Тыгриску вздохнул, лениво смахнул хвост с бедер, чтобы было не так жарко, и повернулся к уплетающему за обе щеки мороженое Саю. Красивый. С этими светлыми своими лохмами, в расстегнутой на три пуговицы рубашке, выглядывающими ключицами и тонкой цепочкой на шее. Четкие черты лица, полноватые губы, большие глаза за частоколом коротких, но очень густых и острых на вид ресниц. Сейчас он был похож на ребенка, увлеченного лакомством, и Тыгриску нахмурился, напоминая себе, что этот «ребенок» всего на четыре года его моложе. И что у них вообще-то свидание. Ну, это Сай назвал эту нелепость свиданием. А вот Роджер, чтобы ему икалось, выразился по-другому. «Он сохнет по тебе третий год, Тыгриску. Ну сходите вы куда-нибудь, хоть в парк, пусть он убедится, что ты зануда каких поискать, и перестанет выносить мне мозг. Заодно воздухом подышишь».
Идея «подышать воздухом» Тыгриску понравилась, и он согласился. И вот уже третий час «дышал воздухом». Сначала счастливый Сай затащил его покататься на каком-то совершенно безумном аттракционе, затем они наведались в тир, а теперь оккупировали эту лавочку. Все это время Сай что-то рассказывал, смеялся и в общем был похож на головную боль. Тыгриску и мороженое-то ему купил, только бы побыть немного в тишине. Но вот Сай затих, а Тыгриску вдруг стало… скучно. Чего-то не хватало. Неужели так привык за три часа?
Тыгриску растерянным жестом дернул себя за кончик хвоста. Что-то во всем этом было не так. А он очень не любил ощущение непонимания происходящего. Он задумчиво почесал нос и вдруг понял, что тишина рядом стала… совсем тишиной. Тыгриску обернулся и невольно вздрогнул, встретившись с тяжелым взглядом темных глаз. И подумал вдруг, что сейчас Сай выглядит гораздо старше. Пожалуй, даже его самого.

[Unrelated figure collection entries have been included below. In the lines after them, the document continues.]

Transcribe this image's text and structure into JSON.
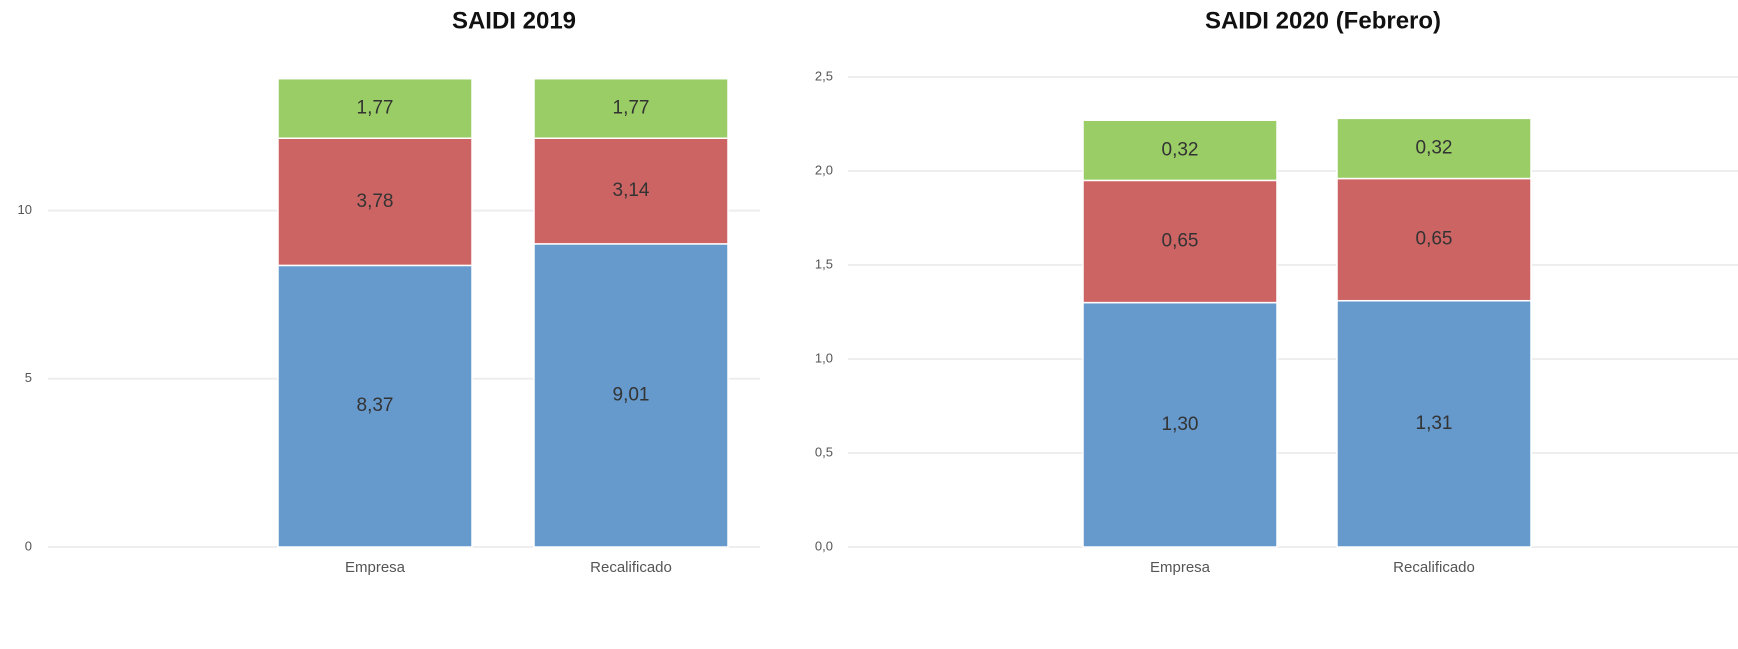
{
  "chart_data": [
    {
      "type": "stacked_bar",
      "title": "SAIDI 2019",
      "categories": [
        "Empresa",
        "Recalificado"
      ],
      "series": [
        {
          "color": "#6699cc",
          "values": [
            8.37,
            9.01
          ],
          "value_labels": [
            "8,37",
            "9,01"
          ]
        },
        {
          "color": "#cd6464",
          "values": [
            3.78,
            3.14
          ],
          "value_labels": [
            "3,78",
            "3,14"
          ]
        },
        {
          "color": "#9acd66",
          "values": [
            1.77,
            1.77
          ],
          "value_labels": [
            "1,77",
            "1,77"
          ]
        }
      ],
      "ylim": [
        0,
        14
      ],
      "yticks": [
        0,
        5,
        10
      ],
      "grid": true
    },
    {
      "type": "stacked_bar",
      "title": "SAIDI 2020 (Febrero)",
      "categories": [
        "Empresa",
        "Recalificado"
      ],
      "series": [
        {
          "color": "#6699cc",
          "values": [
            1.3,
            1.31
          ],
          "value_labels": [
            "1,30",
            "1,31"
          ]
        },
        {
          "color": "#cd6464",
          "values": [
            0.65,
            0.65
          ],
          "value_labels": [
            "0,65",
            "0,65"
          ]
        },
        {
          "color": "#9acd66",
          "values": [
            0.32,
            0.32
          ],
          "value_labels": [
            "0,32",
            "0,32"
          ]
        }
      ],
      "ylim": [
        0,
        2.5
      ],
      "yticks": [
        {
          "value": 0,
          "label": "0,0"
        },
        {
          "value": 0.5,
          "label": "0,5"
        },
        {
          "value": 1,
          "label": "1,0"
        },
        {
          "value": 1.5,
          "label": "1,5"
        },
        {
          "value": 2,
          "label": "2,0"
        },
        {
          "value": 2.5,
          "label": "2,5"
        }
      ],
      "grid": true
    }
  ]
}
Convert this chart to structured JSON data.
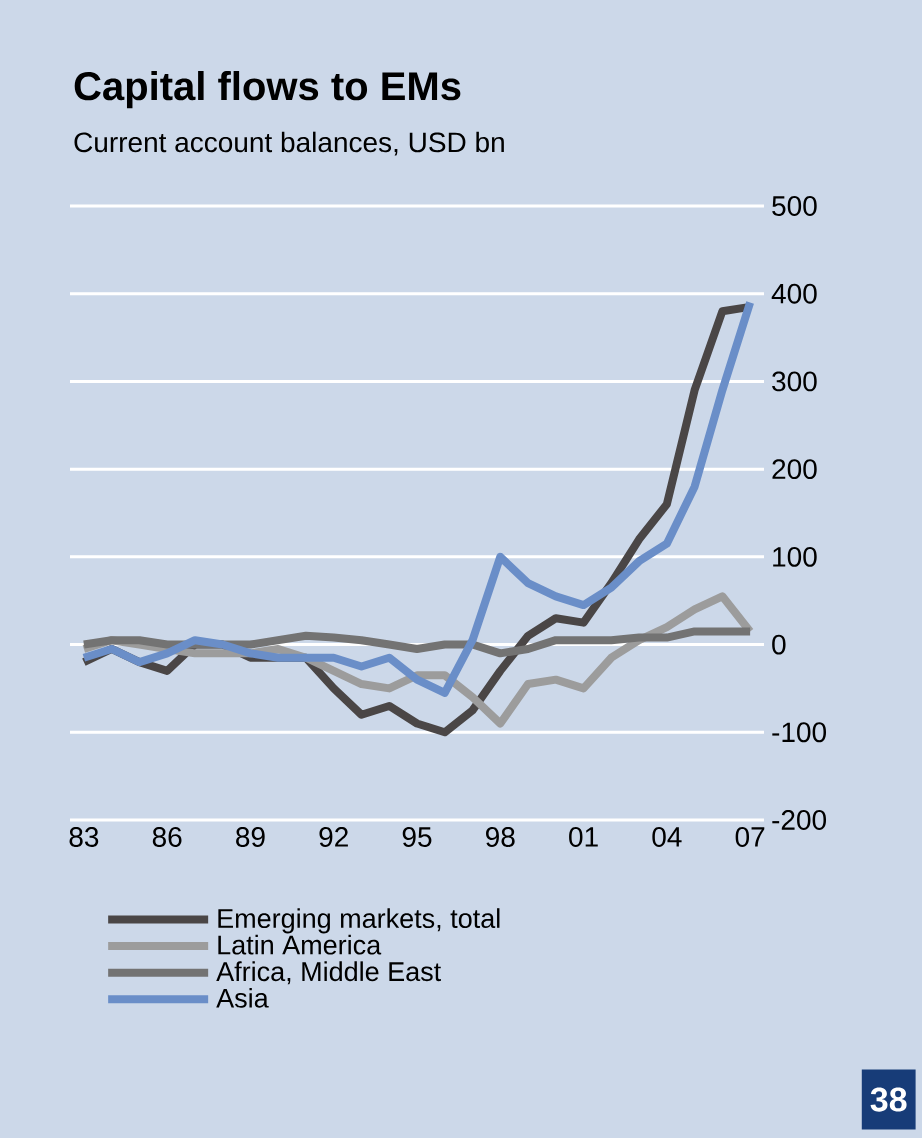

— Сай? — стремясь избавиться от странного ощущения, позвал он, но тот только передернул плечами, не отпуская его взгляда.
— И года не прошло, — только усмехнулся уголком губ.
— О чем ты?
— Ты меня увидел. Наконец-то ты меня увидел, — Сай подобрал ноги и уткнулся подбородком в колени, глядя на него с тоской. — Ты достал меня, Ириска.
— Я Ти…
— Я в курсе. Но я буду звать тебя так, как хочу. Считай это своим наказанием за мои нервы и бессонные ночи.
Тыгриску нахмурился. Он знал Сая почти столько же, сколько самого Роджера, то есть почти четыре года. Мелкого шалопая Роджер просто привел однажды с собой на работу и, виновато улыбаясь, объяснил это тем, что его просто некуда девать. Это потом Тыгриску узнал, что в тот день Роджер и Сай выехали из съемной квартиры, а снять новую не успели, и что в шкафчике стоят две сумки с их вещами.
Тогда на Сая он не обратил никакого внимания. Да и после тоже особо этим не баловал, хотя в квартире друга был регулярно. Сай казался тенью Роджера, шумной, веселой, но всего лишь тенью. По крайней мере, так было первые года три. Потом что-то изменилось, Тыгриску сам факт наличия этих изменений отметил, но внимание на этом не заострил. Но он стал видеть Сая чаще, чем обычно. Иногда даже разговаривать на отвлеченные темы. И чувствовать его прикосновения. Но, как и все остальное, что не касалось его обожаемой химии, это проходило мимо его сознания. А теперь Сай сидит рядом. Совсем не такой, каким он его знал. Другой. Взрослый. Злой.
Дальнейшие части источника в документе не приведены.